The turmoil from the Greek debt crisis and concern over analogous problems in Ireland, Portugal, Spain, and Italy have spread fears about the stability of European banks, the global financial system, the eurozone, and the global economy. German Chancellor Angela Merkel recently echoed these fears in public and added worries over whether the euro will survive the crisis.
The €750 billion (almost $1 trillion) bailout package from the EU, the European Central Bank, and the International Monetary Fund provided only a brief respite in international markets. This has now given way to a more sober analysis of the crisis and the efficacy of the response.
The bailout is no solution to the fundamental problems that the eurozone confronts; at best, it buys time to spread the inevitable wrenching adjustments over time and across people. And it carries its own serious risks of moral hazard and the loss of the ECB’s credibility and independence.
The fundamental problem for Greece is its bloated fiscal commitments, enabled by lower borrowing costs when it joined the euro. But the problems are not limited to Greece – or even to the other countries on the eurozone’s periphery. Fiscal folly is widespread throughout Europe and much of the rest of the world. If Greece paid no interest on its debt and regained full employment, its fiscal deficit would still be an astounding 6% of GDP, but the corresponding figures elsewhere are similar, if not worse: 8% for Ireland, 5.6% for Spain, 6.8% for Great Britain, and 7.5% for the United States.
Some argue that the only way to save the euro is for monetary union to be followed by fiscal union. Their recipe is for the high-tax, high-social-spending (and not-so-small deficit) policies of the large northern European economies, Germany and France. But that would be a big mistake. What is needed are constraints on fiscal policy by each country, not a supranational fiscal authority.
The problem plaguing many advanced democracies, in Europe and elsewhere, is rising government spending, taxes, and public debt, all of which gravely threaten economic growth. In response to this trend, the IMF urges a return to pre-crisis debt-to-GDP ratios. Otherwise, the vast explosion of public debt will permanently depress per-capita growth by one-third or more in most advanced economies – a stunning permanent stagnation – and would hamstring governments’ ability to combat the next recession.
But to return to the pre-crisis safety zone will require a decade of large primary budget surpluses (excluding interest payments) of roughly 4% of GDP for the US, 3% for the eurozone (higher for higher-debt countries), and 7% for Japan.
The fundamental lessons of the Greek debt fiasco are not new: 1) elected officials systematically ignore long-run costs to achieve short-run benefits; 2) they wait to act until they are forced; 3) government policies cannot circumvent the laws of economics; 4) governments cannot revoke the laws of arithmetic; and 5) budget policy is not merely accounting.
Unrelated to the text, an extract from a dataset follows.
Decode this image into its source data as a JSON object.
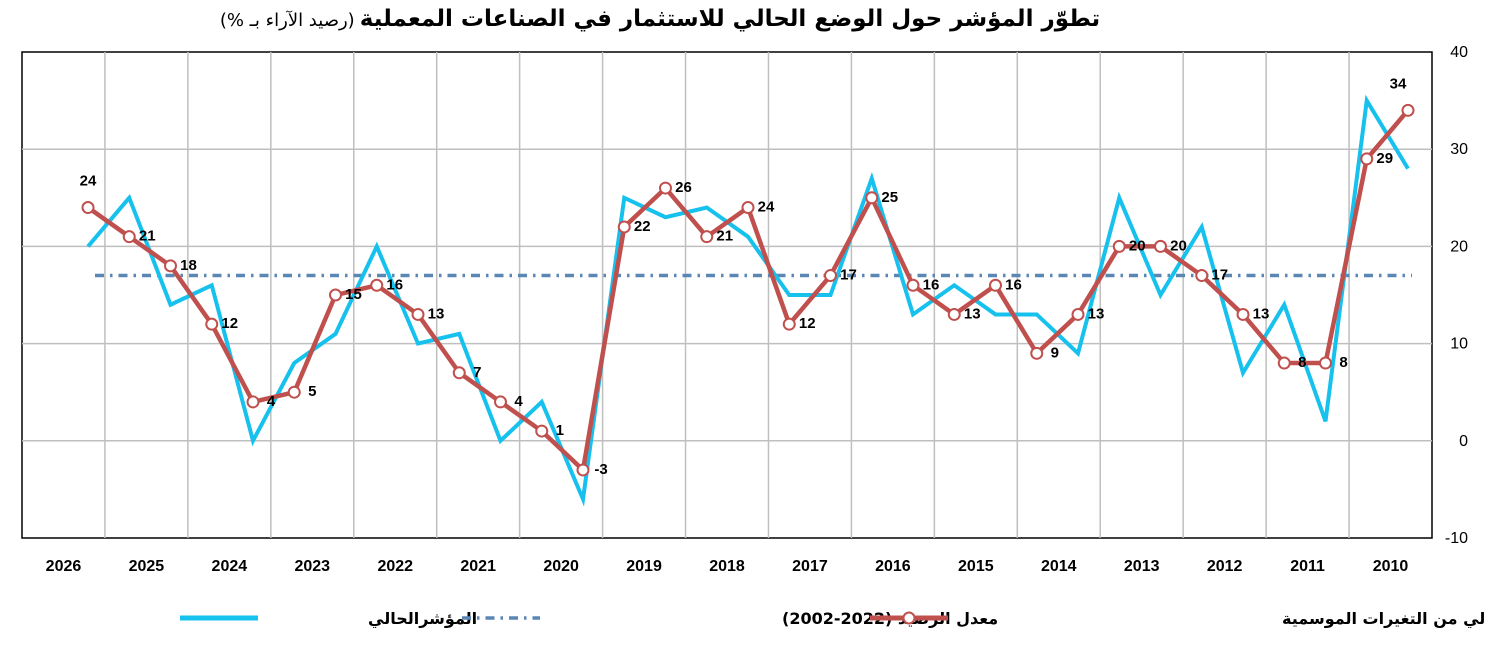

When a government borrows a euro (or a dollar, pound, peso, or yuan), it commits itself to pay a euro in present value of future interest payments and eventual repayment of principal. That money must come from higher taxes, from eroding the real value of money balances and government debt through inflation, or from outright default and debt restructuring. The eventual costs of any of these actions are severe.
Moreover, the problem is not just one of public debt. A much higher ratio of taxes to GDP only trades a deficit problem for more sluggish economic growth. In recent decades, the large advanced economies with the highest taxes have grown most slowly. And the higher-tax economies did not even have smaller budget deficits than the lower-tax US; rather, higher taxes merely enabled higher spending.
Will a new Stability and Growth Pact, with eurozone members assessing the fiscal policies of their peers, solve these problems? IMF consultations and evaluations have had little impact outside of economies that are heavily dependent on IMF programs. Citizens and local politicians will not outsource their policies to neighbors or international organizations unless forced to do so by strict bond covenants.
So it would be far better for each country to enact serious legal constraints on its legislators’ budget authority. Restrictions on budget deficits are a start, but are not sufficient. The immense growth of the welfare state and soaring public deficits and debt have become the major source of systemic economic risk at both the national and global level. Simultaneous restrictions on spending, taxes, and debt are thus required to avert future economic and financial crises.
Analogous rules for federal budgeting were somewhat helpful in the US in the 1980’s and 1990’s, but were abandoned in 1998. Future legislatures cannot be completely bound by such rules unless they are embedded in constitutions. The constitutional balanced-budget rules (for operating budgets, with borrowing allowed for capital spending such as school construction) found in many US states have by and large worked well, and Germany has recently moved in this direction.
These rules include appropriate temporary safety valves for recession, and some have super-majority voting requirements. Sensible rules promise big payoffs, given the current and long-term global crisis in public finances.
The problem is not that governments lack resources to spend, but that higher government spending, taxes, and debt are eroding economic growth and future living standards. Such a future seems to be on the horizon not only in Europe, but everywhere, unless governments rein in their spending.